Proline (Pro) is one kind of proteinogenic amino acid and an important signaling molecule in the process of metabolism. Hydroxyproline (Hyp) is a product on Pro oxygen sensing post-translational modification (PTM), which is efficiently modulated tumor cells for angiogenesis. Distinguishing between Pro and Hyp is crucial for diagnosing connective tissue disorders, as elevated levels of Hyp can indicate abnormal collagen metabolism, often associated with diseases like osteogenesis imperfecta or fibrosis. However, there is a very small difference between molecular structures of Pro and Hyp, which is a big challenge for current detection technologies to distinguish them.
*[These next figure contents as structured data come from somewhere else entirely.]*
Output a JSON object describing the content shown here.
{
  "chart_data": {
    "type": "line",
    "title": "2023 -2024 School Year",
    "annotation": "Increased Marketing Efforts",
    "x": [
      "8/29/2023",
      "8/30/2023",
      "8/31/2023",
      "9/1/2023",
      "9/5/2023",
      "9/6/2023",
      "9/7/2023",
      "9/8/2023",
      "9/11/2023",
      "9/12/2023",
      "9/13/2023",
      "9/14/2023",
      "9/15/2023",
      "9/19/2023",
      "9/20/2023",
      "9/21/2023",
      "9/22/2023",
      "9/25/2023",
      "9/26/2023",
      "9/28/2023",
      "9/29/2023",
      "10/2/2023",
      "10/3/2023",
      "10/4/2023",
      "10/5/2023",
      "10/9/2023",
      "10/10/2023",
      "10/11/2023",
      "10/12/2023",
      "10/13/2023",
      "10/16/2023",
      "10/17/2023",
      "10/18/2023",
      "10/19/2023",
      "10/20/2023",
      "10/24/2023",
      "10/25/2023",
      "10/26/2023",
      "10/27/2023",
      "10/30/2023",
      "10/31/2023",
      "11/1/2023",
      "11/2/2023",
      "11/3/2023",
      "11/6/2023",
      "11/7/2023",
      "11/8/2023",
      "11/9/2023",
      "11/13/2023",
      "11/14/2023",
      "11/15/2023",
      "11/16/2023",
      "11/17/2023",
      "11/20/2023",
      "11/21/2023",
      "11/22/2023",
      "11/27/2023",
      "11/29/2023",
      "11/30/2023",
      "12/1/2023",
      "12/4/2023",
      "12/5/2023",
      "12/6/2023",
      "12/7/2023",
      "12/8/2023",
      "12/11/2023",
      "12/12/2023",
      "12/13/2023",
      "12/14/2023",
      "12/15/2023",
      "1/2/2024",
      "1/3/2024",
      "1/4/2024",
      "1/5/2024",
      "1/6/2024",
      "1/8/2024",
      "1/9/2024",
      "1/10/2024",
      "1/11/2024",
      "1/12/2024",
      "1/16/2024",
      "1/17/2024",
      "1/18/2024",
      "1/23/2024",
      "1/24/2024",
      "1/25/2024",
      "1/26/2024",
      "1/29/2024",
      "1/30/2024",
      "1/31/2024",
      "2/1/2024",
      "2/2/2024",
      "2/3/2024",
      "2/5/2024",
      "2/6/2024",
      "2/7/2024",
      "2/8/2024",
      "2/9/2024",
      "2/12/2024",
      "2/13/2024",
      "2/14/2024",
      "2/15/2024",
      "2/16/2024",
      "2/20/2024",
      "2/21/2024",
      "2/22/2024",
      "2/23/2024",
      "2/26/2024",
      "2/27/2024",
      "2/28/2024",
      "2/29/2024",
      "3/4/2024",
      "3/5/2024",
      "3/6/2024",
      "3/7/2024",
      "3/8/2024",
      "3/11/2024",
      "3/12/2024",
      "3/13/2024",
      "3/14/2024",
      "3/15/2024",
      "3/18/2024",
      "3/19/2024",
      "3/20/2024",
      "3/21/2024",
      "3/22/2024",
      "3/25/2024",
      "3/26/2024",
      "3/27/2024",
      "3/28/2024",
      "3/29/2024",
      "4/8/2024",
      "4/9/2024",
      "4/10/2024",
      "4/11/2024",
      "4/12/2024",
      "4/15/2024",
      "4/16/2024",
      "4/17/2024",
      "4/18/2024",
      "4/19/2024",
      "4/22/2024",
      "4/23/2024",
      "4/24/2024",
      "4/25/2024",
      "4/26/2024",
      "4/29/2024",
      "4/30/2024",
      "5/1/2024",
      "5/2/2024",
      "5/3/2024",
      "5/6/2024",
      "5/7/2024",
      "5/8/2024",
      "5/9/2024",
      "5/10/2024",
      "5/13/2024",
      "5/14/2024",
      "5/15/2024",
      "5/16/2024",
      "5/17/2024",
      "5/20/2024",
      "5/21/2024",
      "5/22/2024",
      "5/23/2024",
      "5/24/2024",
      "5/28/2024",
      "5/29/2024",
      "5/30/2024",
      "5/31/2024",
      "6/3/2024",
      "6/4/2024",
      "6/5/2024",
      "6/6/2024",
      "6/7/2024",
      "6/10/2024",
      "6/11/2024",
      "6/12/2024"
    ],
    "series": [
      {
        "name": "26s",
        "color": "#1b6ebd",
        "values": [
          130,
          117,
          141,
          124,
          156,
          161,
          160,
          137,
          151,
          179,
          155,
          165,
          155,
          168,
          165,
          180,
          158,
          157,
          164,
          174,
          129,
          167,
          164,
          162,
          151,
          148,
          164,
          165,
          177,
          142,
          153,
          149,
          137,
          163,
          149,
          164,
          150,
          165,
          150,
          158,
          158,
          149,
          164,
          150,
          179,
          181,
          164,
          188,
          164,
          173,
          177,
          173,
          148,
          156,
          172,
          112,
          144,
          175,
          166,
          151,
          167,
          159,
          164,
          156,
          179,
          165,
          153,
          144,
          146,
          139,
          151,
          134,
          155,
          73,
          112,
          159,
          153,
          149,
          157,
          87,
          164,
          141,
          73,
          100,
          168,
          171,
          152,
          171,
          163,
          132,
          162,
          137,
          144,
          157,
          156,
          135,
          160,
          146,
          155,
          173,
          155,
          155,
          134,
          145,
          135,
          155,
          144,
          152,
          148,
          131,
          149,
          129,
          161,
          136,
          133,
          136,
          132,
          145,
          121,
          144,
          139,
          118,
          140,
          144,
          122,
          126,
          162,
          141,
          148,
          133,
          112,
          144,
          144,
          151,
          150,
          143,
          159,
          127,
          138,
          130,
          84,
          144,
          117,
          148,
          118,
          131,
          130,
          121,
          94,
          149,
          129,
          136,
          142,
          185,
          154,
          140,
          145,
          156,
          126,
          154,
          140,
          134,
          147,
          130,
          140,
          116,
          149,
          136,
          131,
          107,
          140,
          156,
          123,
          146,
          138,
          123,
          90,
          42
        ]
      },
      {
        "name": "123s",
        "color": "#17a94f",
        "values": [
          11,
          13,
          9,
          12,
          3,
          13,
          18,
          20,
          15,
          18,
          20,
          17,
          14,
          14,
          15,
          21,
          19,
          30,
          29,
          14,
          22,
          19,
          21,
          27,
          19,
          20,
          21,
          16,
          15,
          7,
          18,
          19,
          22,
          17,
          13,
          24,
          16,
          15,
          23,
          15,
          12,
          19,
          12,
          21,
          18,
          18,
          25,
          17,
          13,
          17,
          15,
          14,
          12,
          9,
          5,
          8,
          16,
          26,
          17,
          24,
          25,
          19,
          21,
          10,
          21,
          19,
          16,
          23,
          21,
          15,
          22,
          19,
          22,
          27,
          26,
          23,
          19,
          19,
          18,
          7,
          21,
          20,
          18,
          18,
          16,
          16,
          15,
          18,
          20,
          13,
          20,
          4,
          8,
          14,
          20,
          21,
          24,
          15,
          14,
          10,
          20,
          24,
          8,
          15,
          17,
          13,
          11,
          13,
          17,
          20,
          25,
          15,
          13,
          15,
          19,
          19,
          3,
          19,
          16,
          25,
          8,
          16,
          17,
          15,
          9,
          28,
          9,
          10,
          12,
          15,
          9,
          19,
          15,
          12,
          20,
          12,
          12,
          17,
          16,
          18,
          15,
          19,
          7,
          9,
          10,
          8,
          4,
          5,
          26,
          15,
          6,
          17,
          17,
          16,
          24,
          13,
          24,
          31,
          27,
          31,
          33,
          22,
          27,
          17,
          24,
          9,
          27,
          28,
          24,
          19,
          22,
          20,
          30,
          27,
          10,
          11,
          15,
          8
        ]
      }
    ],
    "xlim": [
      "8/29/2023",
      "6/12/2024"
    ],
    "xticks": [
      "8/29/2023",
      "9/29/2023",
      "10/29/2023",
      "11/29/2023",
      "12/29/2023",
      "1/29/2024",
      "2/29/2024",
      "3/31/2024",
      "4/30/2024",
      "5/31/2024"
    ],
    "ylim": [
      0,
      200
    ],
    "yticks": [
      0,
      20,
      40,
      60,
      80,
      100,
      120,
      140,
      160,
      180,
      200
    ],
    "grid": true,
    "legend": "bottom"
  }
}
For surface-enhanced Raman scattering (SERS) sensors, the similar molecule structure leads to similar Raman spectra that are difficult to distinguish. Furthermore, another problem is the weak affinity between amino acids sample and SERS-active substrates by physical adsorption. The selecting capturing of Pro and Hyp in the mixture of amino acids is not easy to achieve. In this work, we designed a new method for Pro and Hyp specifical detection and recognition by using gold nanopillars as the SERS substrate and combing nitrilotriacetic acid (NTA) with nickel (Ni) to form NTA-Ni structure as a specifical affinity agent. One side of NTA-Ni was attached to gold nanopillars through thiol binding. Another side captured the amino acids using reversible binding by receptor-ligand interaction between Ni and amino acids. Because of the different binding time with NTA-Ni and amino acids, the sensor can recognize Pro and Hyp from amino acids mixture. Then we used automatic peak assignment program for data analysis and machine learning model to distinguish between Pro and Hyp. The label-free SERS detection of amino acids PTM using gold nanopillars provides a potential method to further biomolecule detection and specifical capture.